Throughout his life, Ravenswaay spent much time studying the history and tradition of the St. Louis area. His hobbies for learning about the history and botany began early on in his life. From a very young age, he studied the architecture and decoration within many of the prominent historic buildings. He befriended many of families who were the descendants of many St. Louis prominent families, and listened to their oral traditions and stories from the past.

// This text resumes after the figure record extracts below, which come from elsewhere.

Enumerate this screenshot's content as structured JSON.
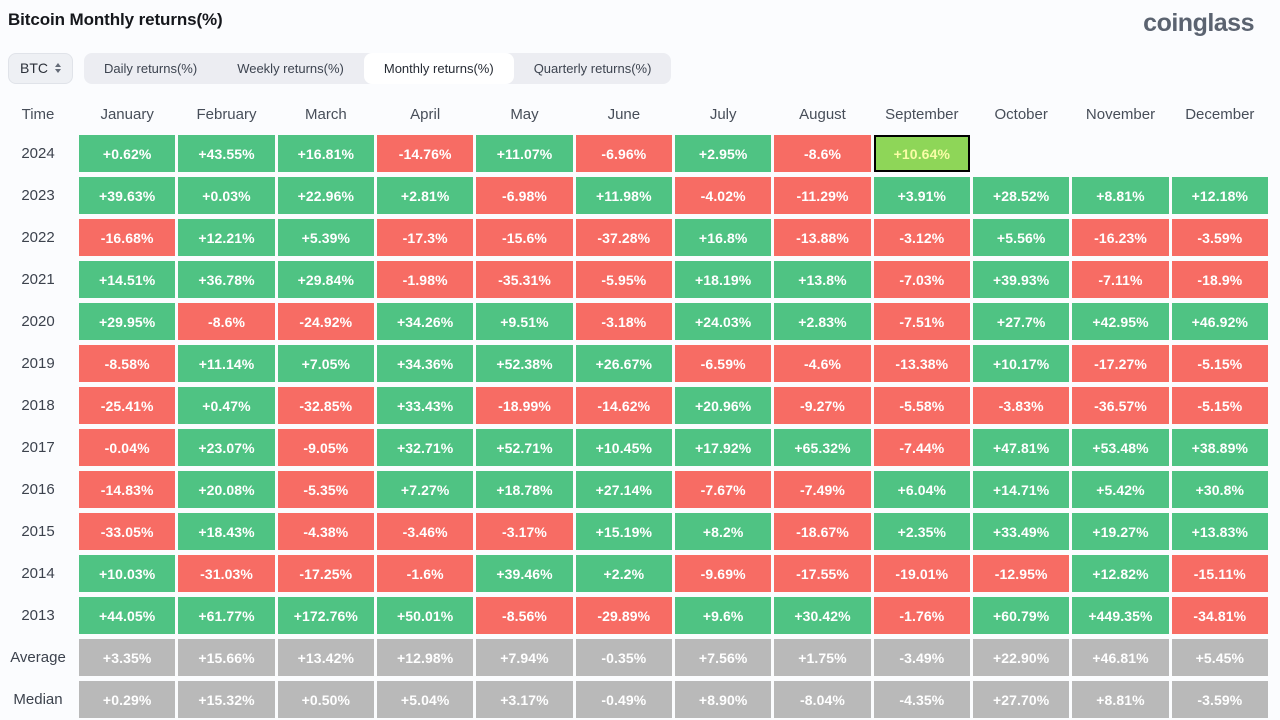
{
  "page": {
    "title": "Bitcoin Monthly returns(%)",
    "logo": "coinglass"
  },
  "controls": {
    "symbol": "BTC",
    "tabs": [
      {
        "label": "Daily returns(%)",
        "active": false
      },
      {
        "label": "Weekly returns(%)",
        "active": false
      },
      {
        "label": "Monthly returns(%)",
        "active": true
      },
      {
        "label": "Quarterly returns(%)",
        "active": false
      }
    ]
  },
  "colors": {
    "green": "#4fc383",
    "red": "#f76c64",
    "summary": "#b9b9b9",
    "highlight_bg": "#8ed658",
    "highlight_text": "#f9fda6"
  },
  "table": {
    "columns": [
      "Time",
      "January",
      "February",
      "March",
      "April",
      "May",
      "June",
      "July",
      "August",
      "September",
      "October",
      "November",
      "December"
    ],
    "highlight": {
      "row": "2024",
      "column": "September"
    },
    "rows": [
      {
        "label": "2024",
        "type": "year",
        "cells": [
          "+0.62%",
          "+43.55%",
          "+16.81%",
          "-14.76%",
          "+11.07%",
          "-6.96%",
          "+2.95%",
          "-8.6%",
          "+10.64%",
          "",
          "",
          ""
        ]
      },
      {
        "label": "2023",
        "type": "year",
        "cells": [
          "+39.63%",
          "+0.03%",
          "+22.96%",
          "+2.81%",
          "-6.98%",
          "+11.98%",
          "-4.02%",
          "-11.29%",
          "+3.91%",
          "+28.52%",
          "+8.81%",
          "+12.18%"
        ]
      },
      {
        "label": "2022",
        "type": "year",
        "cells": [
          "-16.68%",
          "+12.21%",
          "+5.39%",
          "-17.3%",
          "-15.6%",
          "-37.28%",
          "+16.8%",
          "-13.88%",
          "-3.12%",
          "+5.56%",
          "-16.23%",
          "-3.59%"
        ]
      },
      {
        "label": "2021",
        "type": "year",
        "cells": [
          "+14.51%",
          "+36.78%",
          "+29.84%",
          "-1.98%",
          "-35.31%",
          "-5.95%",
          "+18.19%",
          "+13.8%",
          "-7.03%",
          "+39.93%",
          "-7.11%",
          "-18.9%"
        ]
      },
      {
        "label": "2020",
        "type": "year",
        "cells": [
          "+29.95%",
          "-8.6%",
          "-24.92%",
          "+34.26%",
          "+9.51%",
          "-3.18%",
          "+24.03%",
          "+2.83%",
          "-7.51%",
          "+27.7%",
          "+42.95%",
          "+46.92%"
        ]
      },
      {
        "label": "2019",
        "type": "year",
        "cells": [
          "-8.58%",
          "+11.14%",
          "+7.05%",
          "+34.36%",
          "+52.38%",
          "+26.67%",
          "-6.59%",
          "-4.6%",
          "-13.38%",
          "+10.17%",
          "-17.27%",
          "-5.15%"
        ]
      },
      {
        "label": "2018",
        "type": "year",
        "cells": [
          "-25.41%",
          "+0.47%",
          "-32.85%",
          "+33.43%",
          "-18.99%",
          "-14.62%",
          "+20.96%",
          "-9.27%",
          "-5.58%",
          "-3.83%",
          "-36.57%",
          "-5.15%"
        ]
      },
      {
        "label": "2017",
        "type": "year",
        "cells": [
          "-0.04%",
          "+23.07%",
          "-9.05%",
          "+32.71%",
          "+52.71%",
          "+10.45%",
          "+17.92%",
          "+65.32%",
          "-7.44%",
          "+47.81%",
          "+53.48%",
          "+38.89%"
        ]
      },
      {
        "label": "2016",
        "type": "year",
        "cells": [
          "-14.83%",
          "+20.08%",
          "-5.35%",
          "+7.27%",
          "+18.78%",
          "+27.14%",
          "-7.67%",
          "-7.49%",
          "+6.04%",
          "+14.71%",
          "+5.42%",
          "+30.8%"
        ]
      },
      {
        "label": "2015",
        "type": "year",
        "cells": [
          "-33.05%",
          "+18.43%",
          "-4.38%",
          "-3.46%",
          "-3.17%",
          "+15.19%",
          "+8.2%",
          "-18.67%",
          "+2.35%",
          "+33.49%",
          "+19.27%",
          "+13.83%"
        ]
      },
      {
        "label": "2014",
        "type": "year",
        "cells": [
          "+10.03%",
          "-31.03%",
          "-17.25%",
          "-1.6%",
          "+39.46%",
          "+2.2%",
          "-9.69%",
          "-17.55%",
          "-19.01%",
          "-12.95%",
          "+12.82%",
          "-15.11%"
        ]
      },
      {
        "label": "2013",
        "type": "year",
        "cells": [
          "+44.05%",
          "+61.77%",
          "+172.76%",
          "+50.01%",
          "-8.56%",
          "-29.89%",
          "+9.6%",
          "+30.42%",
          "-1.76%",
          "+60.79%",
          "+449.35%",
          "-34.81%"
        ]
      },
      {
        "label": "Average",
        "type": "summary",
        "cells": [
          "+3.35%",
          "+15.66%",
          "+13.42%",
          "+12.98%",
          "+7.94%",
          "-0.35%",
          "+7.56%",
          "+1.75%",
          "-3.49%",
          "+22.90%",
          "+46.81%",
          "+5.45%"
        ]
      },
      {
        "label": "Median",
        "type": "summary",
        "cells": [
          "+0.29%",
          "+15.32%",
          "+0.50%",
          "+5.04%",
          "+3.17%",
          "-0.49%",
          "+8.90%",
          "-8.04%",
          "-4.35%",
          "+27.70%",
          "+8.81%",
          "-3.59%"
        ]
      }
    ]
  },
  "chart_data": {
    "type": "heatmap",
    "title": "Bitcoin Monthly returns(%)",
    "x_categories": [
      "January",
      "February",
      "March",
      "April",
      "May",
      "June",
      "July",
      "August",
      "September",
      "October",
      "November",
      "December"
    ],
    "y_categories": [
      "2024",
      "2023",
      "2022",
      "2021",
      "2020",
      "2019",
      "2018",
      "2017",
      "2016",
      "2015",
      "2014",
      "2013",
      "Average",
      "Median"
    ],
    "unit": "%",
    "legend_position": "none",
    "series": [
      {
        "name": "2024",
        "values": [
          0.62,
          43.55,
          16.81,
          -14.76,
          11.07,
          -6.96,
          2.95,
          -8.6,
          10.64,
          null,
          null,
          null
        ]
      },
      {
        "name": "2023",
        "values": [
          39.63,
          0.03,
          22.96,
          2.81,
          -6.98,
          11.98,
          -4.02,
          -11.29,
          3.91,
          28.52,
          8.81,
          12.18
        ]
      },
      {
        "name": "2022",
        "values": [
          -16.68,
          12.21,
          5.39,
          -17.3,
          -15.6,
          -37.28,
          16.8,
          -13.88,
          -3.12,
          5.56,
          -16.23,
          -3.59
        ]
      },
      {
        "name": "2021",
        "values": [
          14.51,
          36.78,
          29.84,
          -1.98,
          -35.31,
          -5.95,
          18.19,
          13.8,
          -7.03,
          39.93,
          -7.11,
          -18.9
        ]
      },
      {
        "name": "2020",
        "values": [
          29.95,
          -8.6,
          -24.92,
          34.26,
          9.51,
          -3.18,
          24.03,
          2.83,
          -7.51,
          27.7,
          42.95,
          46.92
        ]
      },
      {
        "name": "2019",
        "values": [
          -8.58,
          11.14,
          7.05,
          34.36,
          52.38,
          26.67,
          -6.59,
          -4.6,
          -13.38,
          10.17,
          -17.27,
          -5.15
        ]
      },
      {
        "name": "2018",
        "values": [
          -25.41,
          0.47,
          -32.85,
          33.43,
          -18.99,
          -14.62,
          20.96,
          -9.27,
          -5.58,
          -3.83,
          -36.57,
          -5.15
        ]
      },
      {
        "name": "2017",
        "values": [
          -0.04,
          23.07,
          -9.05,
          32.71,
          52.71,
          10.45,
          17.92,
          65.32,
          -7.44,
          47.81,
          53.48,
          38.89
        ]
      },
      {
        "name": "2016",
        "values": [
          -14.83,
          20.08,
          -5.35,
          7.27,
          18.78,
          27.14,
          -7.67,
          -7.49,
          6.04,
          14.71,
          5.42,
          30.8
        ]
      },
      {
        "name": "2015",
        "values": [
          -33.05,
          18.43,
          -4.38,
          -3.46,
          -3.17,
          15.19,
          8.2,
          -18.67,
          2.35,
          33.49,
          19.27,
          13.83
        ]
      },
      {
        "name": "2014",
        "values": [
          10.03,
          -31.03,
          -17.25,
          -1.6,
          39.46,
          2.2,
          -9.69,
          -17.55,
          -19.01,
          -12.95,
          12.82,
          -15.11
        ]
      },
      {
        "name": "2013",
        "values": [
          44.05,
          61.77,
          172.76,
          50.01,
          -8.56,
          -29.89,
          9.6,
          30.42,
          -1.76,
          60.79,
          449.35,
          -34.81
        ]
      },
      {
        "name": "Average",
        "values": [
          3.35,
          15.66,
          13.42,
          12.98,
          7.94,
          -0.35,
          7.56,
          1.75,
          -3.49,
          22.9,
          46.81,
          5.45
        ]
      },
      {
        "name": "Median",
        "values": [
          0.29,
          15.32,
          0.5,
          5.04,
          3.17,
          -0.49,
          8.9,
          -8.04,
          -4.35,
          27.7,
          8.81,
          -3.59
        ]
      }
    ]
  }
}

Likewise, Ravenswaay was very passionate about botany and landscape, and so many of his works includes his reflections on his point of view on such activities. In one of his travels, he took the time of identified the flowers, garden crops, and grape varieties that have been brought over from Germany to the vicinity of Hermann, Missouri. He even said that he believed it to be possible to develop historic gardens and grape arbors based on the plants that he identified in the early 1800s German community.

== Written work ==
Van Ravenswaay has published four books: The Arts and Architecture of German Settlements in Missouri: A Survey of a Vanishing Culture (University of Missouri Press, 1977); A Nineteenth Century Garden (Main Street Press/Universe Books, 1977); Drawn from Nature. The Botanical Art of Joseph Prestele and His Sons (Smithsonian Institution Press, 1984); and St. Louis: An Informal History of the City and Its People, 1764-1865 (Missouri Historical Society Press, 1991). In addition, he co-authored the book A Guide to the Show Me State in 1941.

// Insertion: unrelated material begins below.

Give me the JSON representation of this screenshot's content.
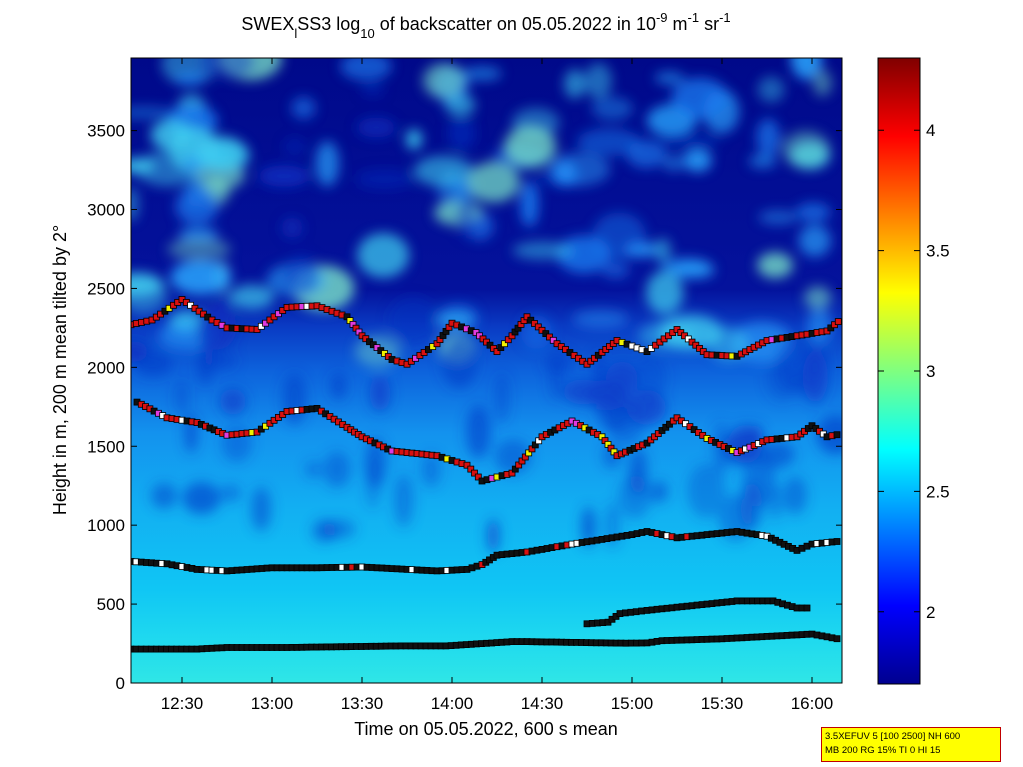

Each has been recognized in its own right for its historical acumen and depictions. Though perhaps not having reach the national notoriety as some of their competitors, each of Ravenswaay's books contain a lifetime of study and passion. His book Drawn from Nature was the result of Ravenswaay's great passion for gardening and botany, while his passion for historical buildings and decorative arts led to his writing of The Arts and Architecture of German Settlements in Missouri.